Additional filter suggestion: remove lines with repeated content
yvesscherrer opened this issue · 3 comments
Not sure how useful this is, but this is an idea that came to mind when filtering backtranslations.
Sentences like the following are probably low-quality and should be removed:
Ahora bien, el que quiera ser el primero entre ustedes deberá ser su servidor, diferentes plantas para ser un buen pescador y un buen pescador para ser un buen pescador y un buen pescador para ser un buen pescador y un buen pescador para ser un buen pescador
Parameters would be:
- minimum length of the repeated sequence (in characters or words)
- minimum number of repetitions
I have made a prototype that seems to work well in practice:
import math
def find_repeats(x, lengths_to_check = [1,2,3,4], min_repeat_length=3):
"""
Identifies repeated phrases, for use in identifying stuttering in NMT output
Arguments:
x (str, list(str), required) -- input to search for repeats in
lengths_to_check (list(int), int, default [1,2,3,4]) -- length of sequence of tokens to search for
min_repeat_length (int, default 3) -- minimum number of times the repeat must occur
"""
# Input validation
if isinstance(x, str):
# x is not tokenized; tokenize by space
x_split = x.split()
elif isinstance(x, list):
# x is already tokenized
x_split = x
else:
raise TypeError("Input must be str or list(str)")

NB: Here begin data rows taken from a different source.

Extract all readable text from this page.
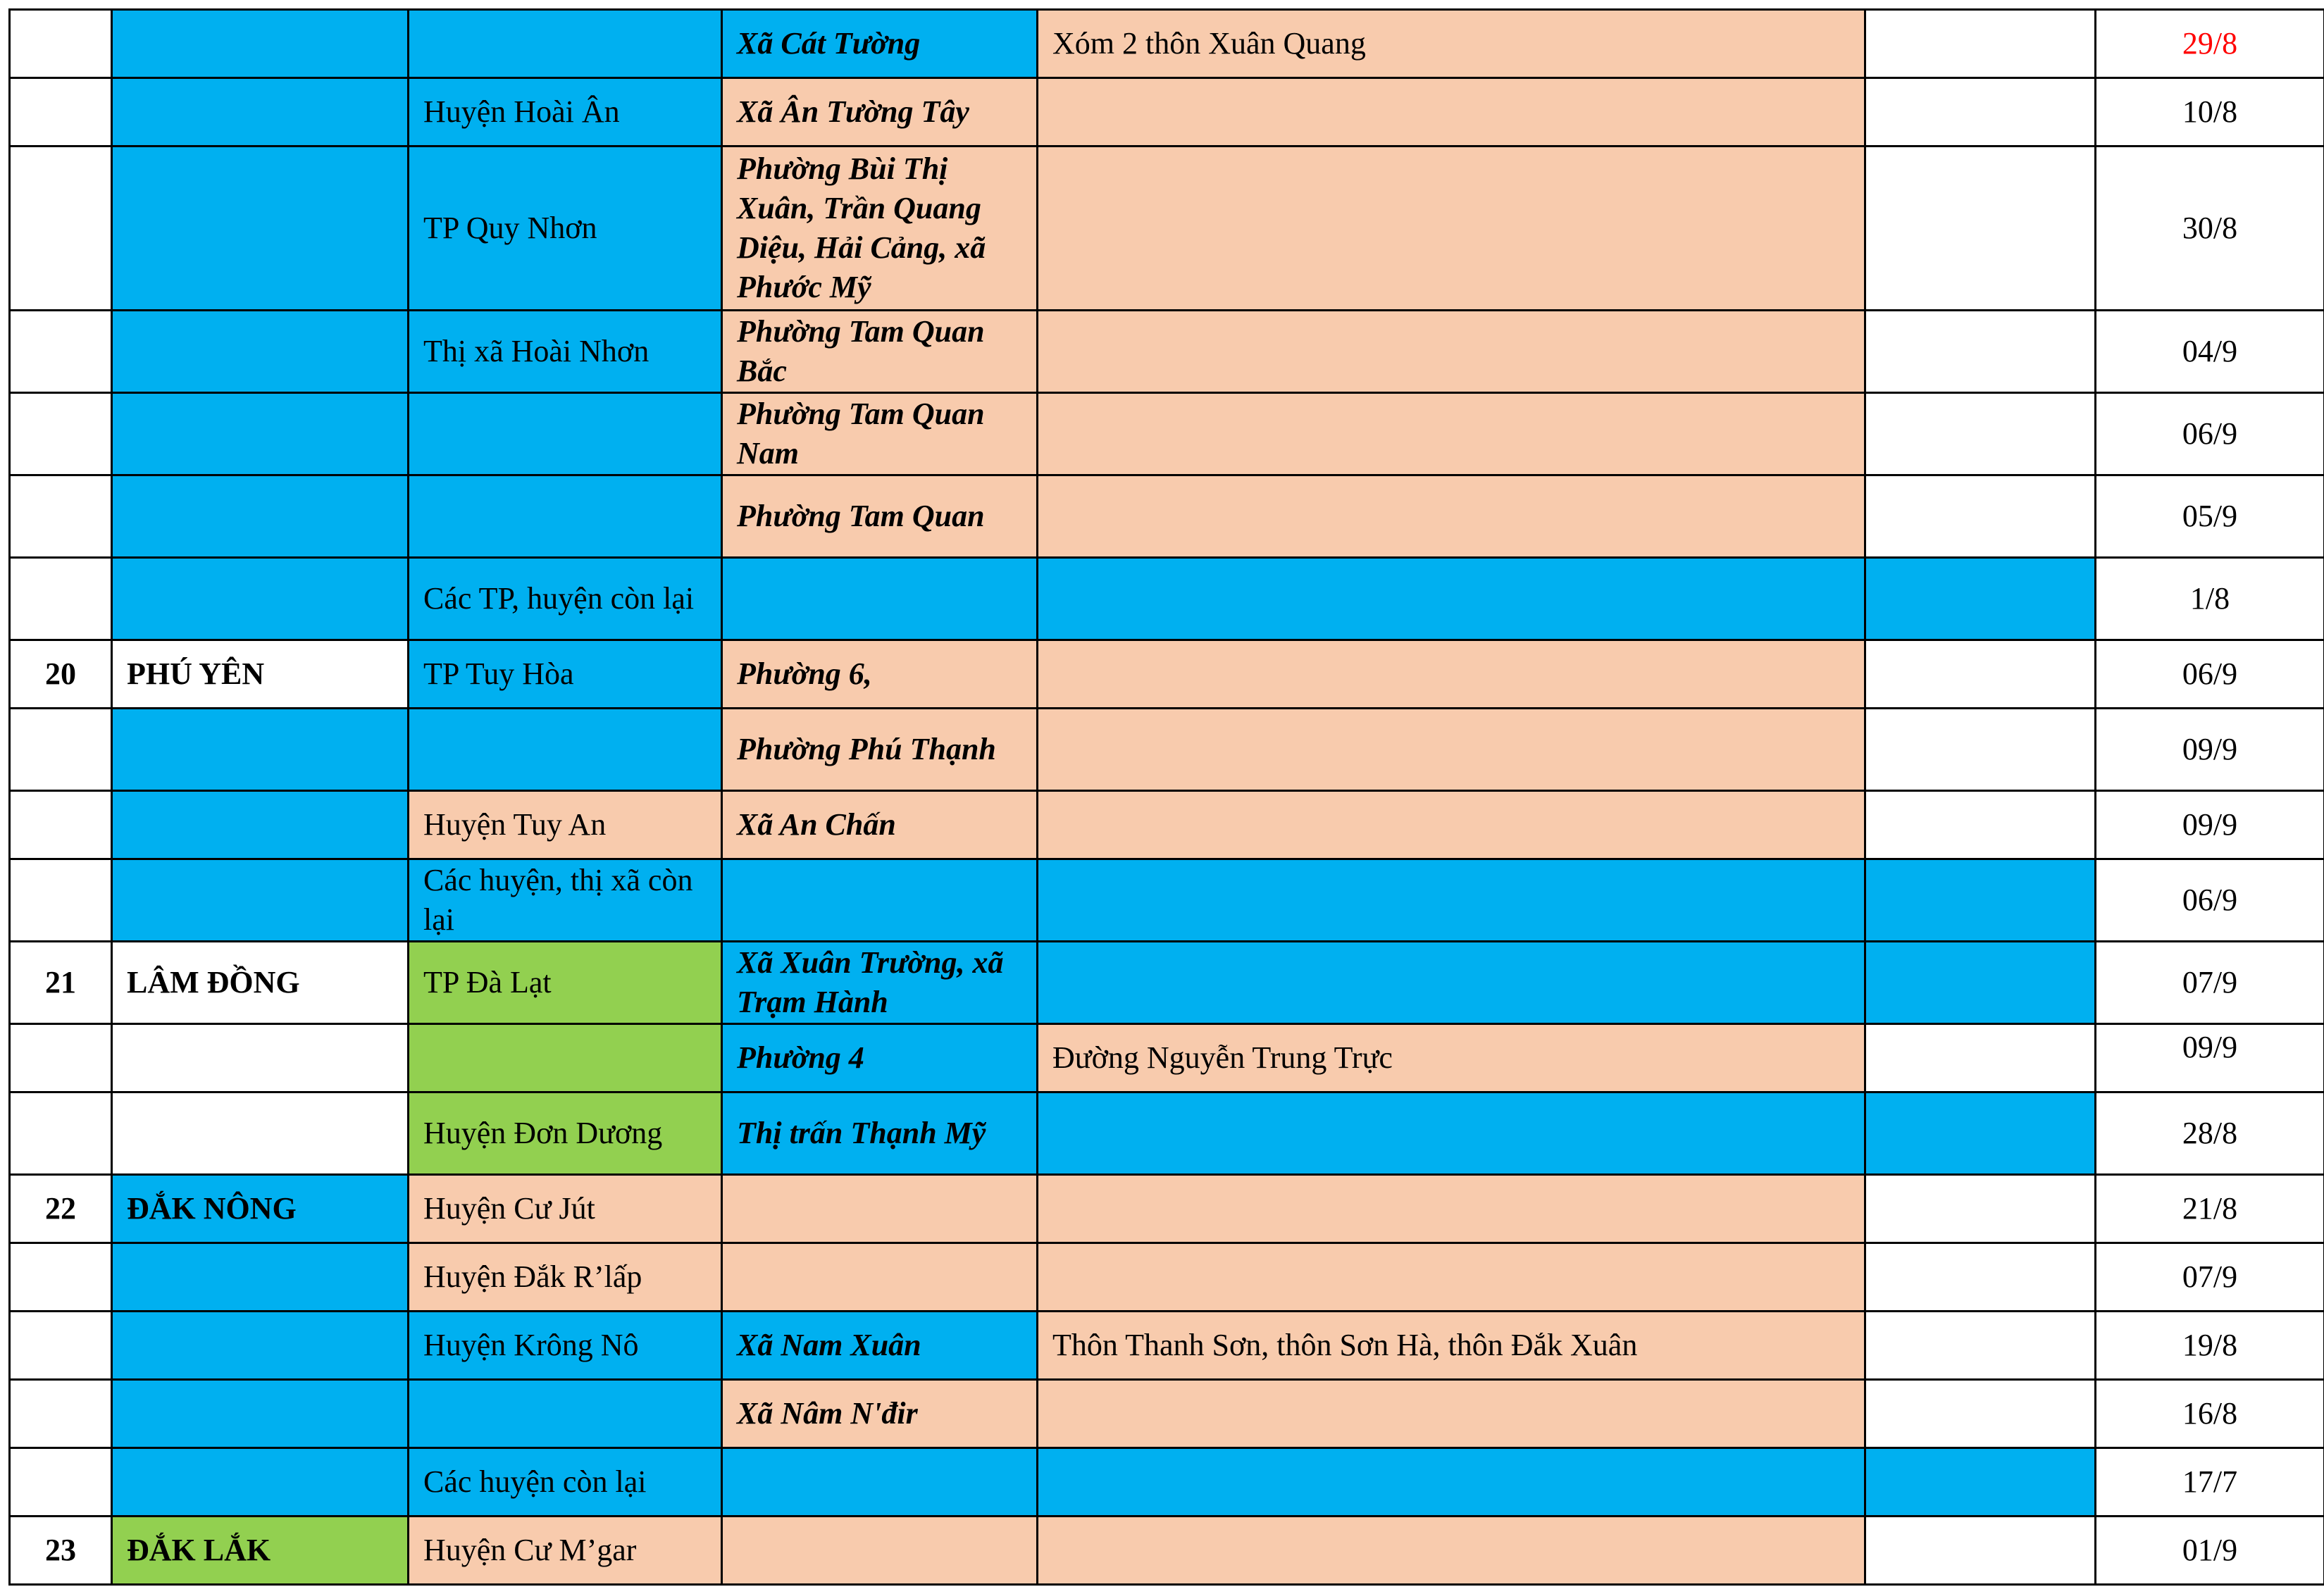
			Xã Cát Tường	Xóm 2 thôn Xuân Quang		29/8
		Huyện Hoài Ân	Xã Ân Tường Tây			10/8
		TP Quy Nhơn	Phường Bùi Thị Xuân, Trần Quang Diệu, Hải Cảng, xã Phước Mỹ			30/8
		Thị xã Hoài Nhơn	Phường Tam Quan Bắc			04/9
			Phường Tam Quan Nam			06/9
			Phường Tam Quan			05/9
		Các TP, huyện còn lại				1/8
20	PHÚ YÊN	TP Tuy Hòa	Phường 6,			06/9
			Phường Phú Thạnh			09/9
		Huyện Tuy An	Xã An Chấn			09/9
		Các huyện, thị xã còn lại				06/9
21	LÂM ĐỒNG	TP Đà Lạt	Xã Xuân Trường, xã Trạm Hành			07/9
			Phường 4	Đường Nguyễn Trung Trực		09/9
		Huyện Đơn Dương	Thị trấn Thạnh Mỹ			28/8
22	ĐẮK NÔNG	Huyện Cư Jút				21/8
		Huyện Đắk R’lấp				07/9
		Huyện Krông Nô	Xã Nam Xuân	Thôn Thanh Sơn, thôn Sơn Hà, thôn Đắk Xuân		19/8
			Xã Nâm N'đir			16/8
		Các huyện còn lại				17/7
23	ĐẮK LẮK	Huyện Cư M’gar				01/9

# If lengths_to_check is an int, make it a list so it can be iterated over
if isinstance(lengths_to_check, int):
lengths_to_check = [lengths_to_check]
# Loop over each token in the string, from left to right
for ind in range(len(x_split)):
# Check for phrase repeats of length i for i in lengths_to_check
for phrase_len in lengths_to_check:
if ind+phrase_len < len(x_split):
if x_split[ind:(ind+phrase_len)] == x_split[(ind+phrase_len):(ind+2*phrase_len)]:
# We have a match - check to see how many times it repeats
num_repeats = 1
found_match=True
match_idx = ind+phrase_len
while found_match:
if x_split[ind:(ind+phrase_len)] == x_split[match_idx:(match_idx+phrase_len)]:
num_repeats+=1
match_idx+=phrase_len
else:
found_match=False
# Return once a single match that is long enough is found; do not find all matches
if num_repeats >= min_repeat_length:
return {"match":' '.join(x_split[ind:(ind+phrase_len)]),"num_repeats":num_repeats, "repeat_length":phrase_len}
# No matches were found
return None
> find_repeats("Ahora bien, el que quiera ser el primero entre ustedes deberá ser su servidor, diferentes plantas para ser un buen pescador y un buen pescador para ser un buen pescador y un buen pescador para ser un buen pescador y un buen pescador para ser un buen pescador", lengths_to_check = [1,2,3,4,5,6,7,8,9,10])
>>> {'match': 'para ser un buen pescador y un buen pescador',
'num_repeats': 3,
'repeat_length': 9}
Should I modify it to be an OpusFilter filter and submit a pull request ?
Thanks! I had some extra backtranslated data from Yves to test this, and indeed it seems to be working nicely (at least with good precision, recall is of course more difficult to estimate). Found 4778 matches from 164725 segments.
So sure, go on and create a PR! (Some instructions here.) I can also help, but better you make at least the first commit so you get the credit 🙂